For South Africans, investing in gold (which is priced in dollar) also provides some shelter against the weakening rand.

Over recent years, the boom in Indian and Chinese economies has also created a huge demand for gold jewellery.

But not everybody is convinced that gold will continue to head north. As China and Indian cool down along with the rest of the world, jewellery demand is decreasing.

Two other factors that traditionally boost the gold price – a weak dollar and global fears about inflation – are also not featuring now.

Some analysts therefore expect the gold price to retreat once volatility has died down and markets stabilise.

One of the main drawbacks of gold for investors is that – unlike shares and bank accounts – gold also doesn't pay out an income.

Given its limitations, many investment experts therefore do not advise that more than 5% to 15% of your savings are invested in gold.

Still, the benefits of gold – price stability and a safe haven in volatile times – should make it something to consider.

This doesn't necessarily give you the perfect excuse to go on a bling buying spree. Jewellery is not the ideal way to go for gold. It can be hard to sell for a profit and you need to make sure of the quality of the metal and the attractiveness of the design. There is also the security aspect of it.

There are a number of other ways to invest in gold.

Shares and unit trusts

As SA is the third biggest gold producer in the world, there are no shortage of gold companies listed on the local stock exchange.

Picking the right gold company will require a lot of homework. Buying shares will also usually mean paying a brokerage fee as well as a monthly administration fee.

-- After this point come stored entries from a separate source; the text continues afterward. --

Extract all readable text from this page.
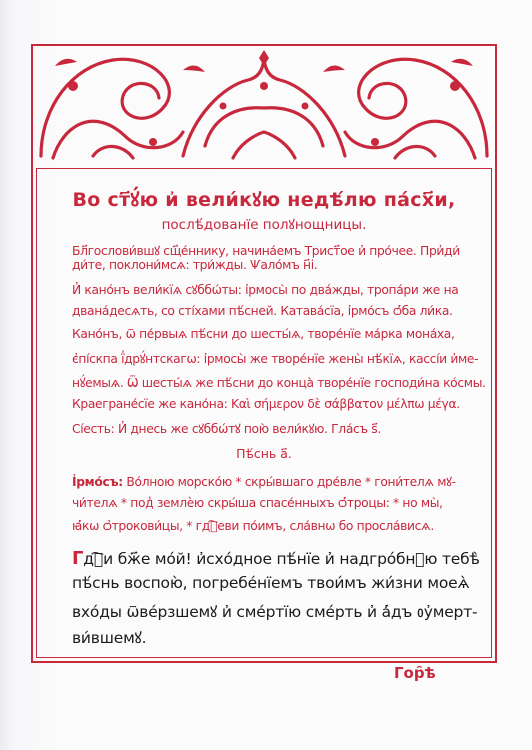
Во ст҃ꙋ́ю и҆ вели́кꙋю недѣ́лю па́сх҃и,
послѣ́дованїе полꙋнощницы.
Бл҃гослови́вшꙋ сщ҃е́ннику, начина́емъ Трист҃ое и҆ про́чее. При҆ди́
ди́те, поклони́мсѧ: три́жды. Ѱало́мъ н҃і.
И҆ кано́нъ вели́кїѧ сꙋббѡ́ты: і҆рмосы̀ по два́жды, тропа́ри же на
двана́десѧть, со сті́хами пѣ́сней. Катава́сїа, і҆рмо́съ ѻ҆́ба ли́ка.
Кано́нъ, ѿ пе́рвыѧ пѣ́сни до шесты́ѧ, творе́нїе ма́рка мона́ха,
є҆пі́скпа ї҆дрꙋ́нтскагѡ: і҆рмосы̀ же творе́нїе жены̀ нѣ́кїѧ, кассі́и и҆ме-
нꙋ́емыѧ. Ѿ шесты́ѧ же пѣ́сни до конца̀ творе́нїе господи́на ко́смы.
Краегране́сїе же кано́на: Καὶ σήμερον δὲ σάββατον μέλπω μέγα.
Сі́есть: И҆ днесь же сꙋббѡ́тꙋ пою̀ вели́кꙋю. Гла́съ ѕ҃.
Пѣ́снь а҃.
І҆рмо́съ: Во́лною морско́ю * скры́вшаго дре́вле * гони́телѧ мꙋ-
чи́телѧ * под̾ землѐю скры́ша спасе́нныхъ ѻ҆́троцы: * но мы̀,
ꙗ҆́кѡ ѻ҆трокови́цы, * гдⷭ҇еви по́имъ, сла́внѡ бо просла́висѧ.
Гдⷭ҇и бж҃е мо́й! и҆схо́дное пѣ́нїе и҆ надгро́бнꙋю тебѣ̀
пѣ́снь воспою̀, погребе́нїемъ твои́мъ жи́зни моеѧ̀
вхо́ды ѿве́рзшемꙋ и҆ сме́ртїю сме́рть и҆ а҆́дъ ᲂу҆мерт-
ви́вшемꙋ.
Гор̑ѣ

A cheaper option, which would also avoid the pressure of trying to pick the best share, is a unit trust that invests in gold companies. A unit trust pools investors' money together and buy a number of different shares on your behalf. Some of the local unit trusts ask an annual fee of more than 1% of your investment.

Gold-backed exchange traded funds

Often a cheaper option is an exchange traded fund (ETF) which is invested in gold.

An ETF is like a unit trust; it pools investors' money together to invest in an asset. But it is listed and trades like a share on the stock exchange.

Gold ETFs have been immensely popular in recent times. Launched only a couple of years ago, an estimated $40bn has since been invested in ETFs.

Gold ETFs allow you to invest in the physical metal, without ever having to make room for it in your safe. The most well known gold ETF in SA is NewGold, which has been developed by Absa. Each NewGold "share" represents 1/100th of one fine troy ounce of gold. You can buy NewGold like other shares on the JSE.

Another option is to buy it through the NewGold investment scheme, which allows you to invest a minimum once-off amount of R1 000 or a minimum monthly investment of R300. The cost involved is 0.8% a year.

Krugerrands and other gold coins

More than 55m Krugerrands have been sold worldwide in the past forty years.

There are two types of Krugerrands. The SA Mint sells proof Krugerrands, which are collectors' items and produced in limited numbers.

More common among investors are bullion Krugerrands, manufactured by the SA Rand Refinery, which is owned by the big gold mines. The most commonly traded Krugerrand is 22 carat gold and weighs 31.3 grams.

The price of Krugerrands is directly linked to the gold price. Krugerrands have recently soared through the R10 000 mark (from R27 in 1967) and sales have reached R100m a month.

You can buy Krugerrands from a number of gold coin agents like the SA Gold Coin Exchange, banks or brokers. It is usually quite easy to sell back to the institution you bought it from. The selling price will be a bit lower – for example 6.5% in some cases – than the current quoted price of the coins.

There are also a number of other coins, like the Nelson Mandela gold medallions, on sale.

The disadvantage of investing in gold coins is that you have to arrange for safe storage. Also you can only make money from gold when you sell it.

If you are unsure about your investment needs, contact an accredited financial advisor for assistance.